La cruz ansada

Los escucho, ya vienen. Será mejor que tome mis cosas y me marche. Comenzaba a encariñarme con los habitantes de esta pintoresca villa. Pero debí imaginármelo: estoy condenado a repetir la historia.

Miro por el resquicio de la ventana y a lo lejos vislumbro el resplandor de una veintena de antorchas que se aproxima. Avanzan por la calle "De la vida", la vía principal. Es la horda de pueblerinos que ha salido en mi búsqueda. Los encabeza el párroco, quien vocifera términos que avergonzarían al mismo Lucifer.

Tomo mi morral y guardo en él mi poncho; hace frío afuera, pero mientras me mantenga corriendo, no lo necesitaré.

Además, podría causarme problemas al enredarse en alguna rama mientras huyo por el monte. No, definitivamente no me lo pondré.

Aferro la cadena que rodea mi cuello y observo el amuleto hexagonal que cuelga de ella. Una filigrana de oro adorna su arista inferior. En el centro, una cruz ansada que ha sido mi protectora desde que tengo memoria. Estoy a punto de quitármela para guardarla en la bolsa, pero decido que estará más segura dentro de la camisa.

Ya no tengo nada más de valor que quiera llevarme. Doy una última mirada a la habitación que hasta hoy me acogía y la siento extraña, distante. Si en mi pecho latiera un corazón, en estos momentos se hallaría roto por la añoranza de los días pasados aquí.

Abro la puerta y salgo al salón. La dueña de la pensión duerme profundamente, se oyen sus ronquidos amortiguados provenientes de la habitación principal. El pasillo está en penumbra y ha perdido la alegría que luce normalmente durante el día, con su empapelado florido y cuadros al óleo de paisajes de la serranía.

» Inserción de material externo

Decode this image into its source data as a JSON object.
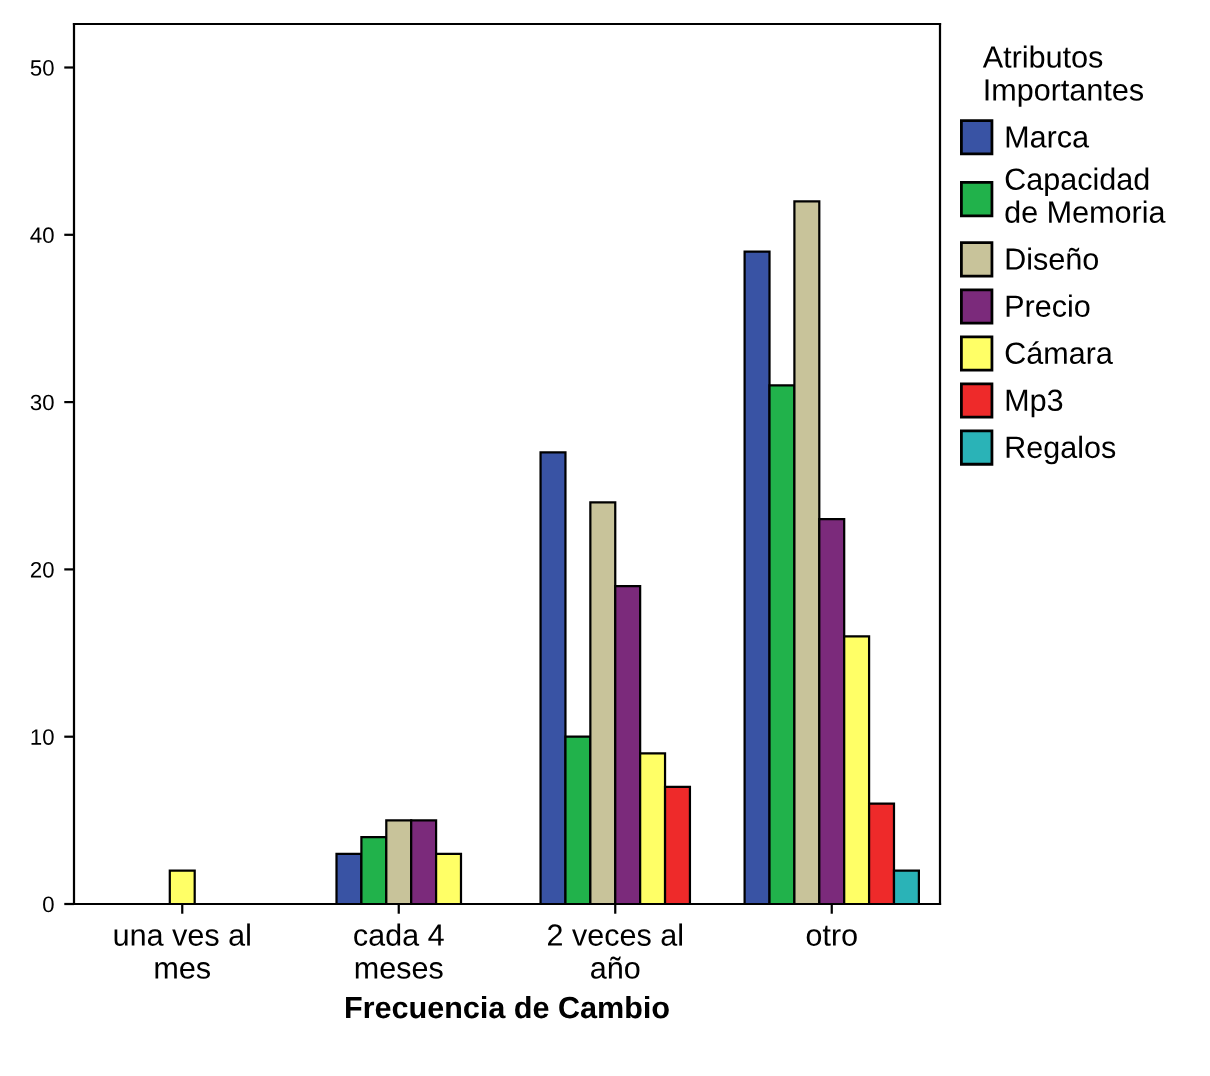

Abandono la casa de la calle "De la muerte" por la puerta trasera. Salto la valla y me dirijo al monte que colinda con la propiedad. Escalo una cuesta y me interno entre los espinillos y chañares. Me vuelvo por última vez; avisto a la muchedumbre que ya ha llegado a la esquina de la calle principal con la de la pensión. Sonrío ante la ironía: toda mi larga existencia ha sido una encrucijada entre la vida y la muerte.

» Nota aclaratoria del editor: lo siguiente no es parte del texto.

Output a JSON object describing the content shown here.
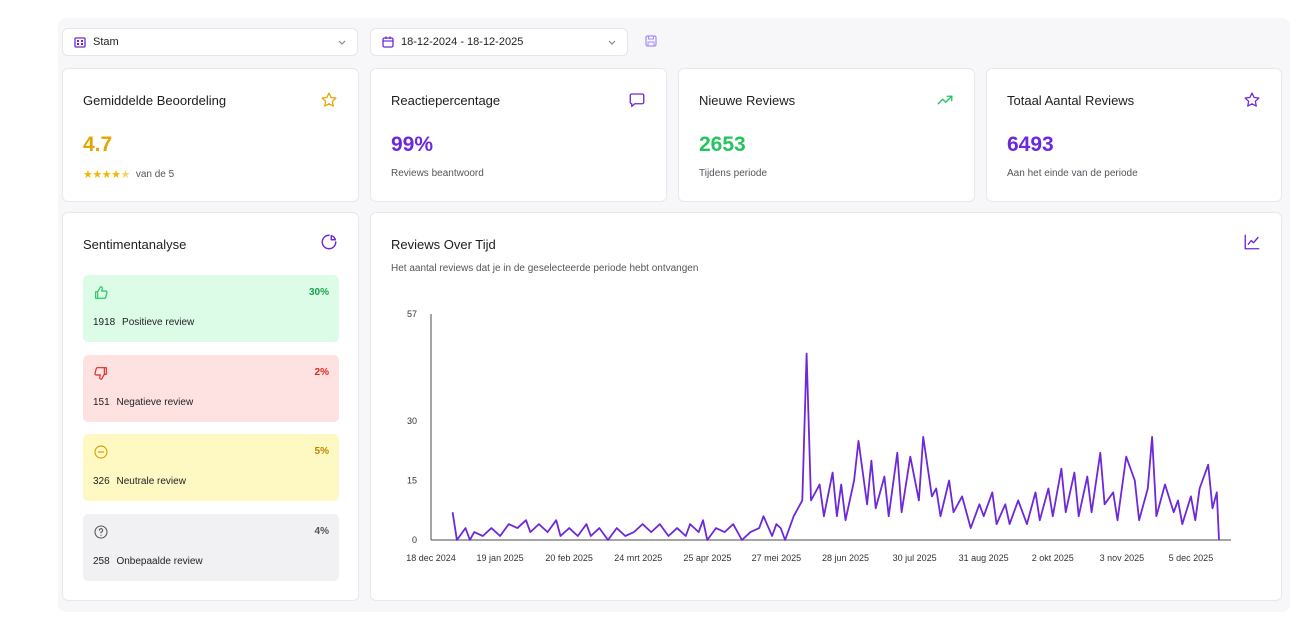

Por un tiempo creí haber dejado todo eso atrás. Me instalé en este pueblecito perdido en las sierras, y entablé amistad con los vecinos. Había llegado a apreciar su sencillez al punto de negarme a hacerles daño.

Sí, aunque no lo crean, desde que vivo en el pueblo no he probado sangre humana, mi principal alimento y fuerza de vida. En cambio, me he dedicado a cazar ganado cimarrón que habita libre en el monte, sin dueño aparente.

Lo que no me esperaba era atraer a los cazadores de ovnis, que vieron en mis víctimas la obra de algún ser del espacio. Y el pueblo se llenó de turistas y cámaras del noticiero.

Así fue que tuve que conformarme con ingerir la sangre de animales de granja, principalmente gallinas, que los pobladores crían en sus patios. Pero esto llamó la atención de otra clase de cazador: el cazador del diablo.

Ayer me descubrió dentro de un gallinero. Lo oí llegar y detuve mi ataque justo a tiempo, si no, hubiera hallado una imagen desastrosa y sangrienta. En lugar de eso, me encontró observando mansamente a las gallinas empollar sus huevos y picotear los bichitos del suelo.

Lo saludé lo más normalmente que pude, debido a mi sed y el cura me miró con suspicacia. Pero fue hasta que su mirada se dirigió hacia mi cuello y regresó rápidamente hasta mis ojos, que supe que estaba perdido. Mi eterna protectora, la cruz ansada, me había delatado. El símbolo de vida eterna que me ha acompañado por siglos, fue para el párroco la señal que confirmó sus sospechas iniciales: el maligno estaba entre ellos.

Retrocedió con verdadero terror en el rostro y hasta que estuvo a cierta distancia fue que giró sobre sus talones y emprendió la huida al grito de «¡Chupacabras!»

De esta manera fue que terminaron mis días en el paraíso, como han terminado cientos de veces antes; tantas que ya he perdido la cuenta. Me volteo y me marcho hacia el exilio. Cruzaré las sierras hasta el siguiente poblado y me perderé entre las gentes. Puede que un día llame a tu puerta.

Solo te pido que me invites a entrar.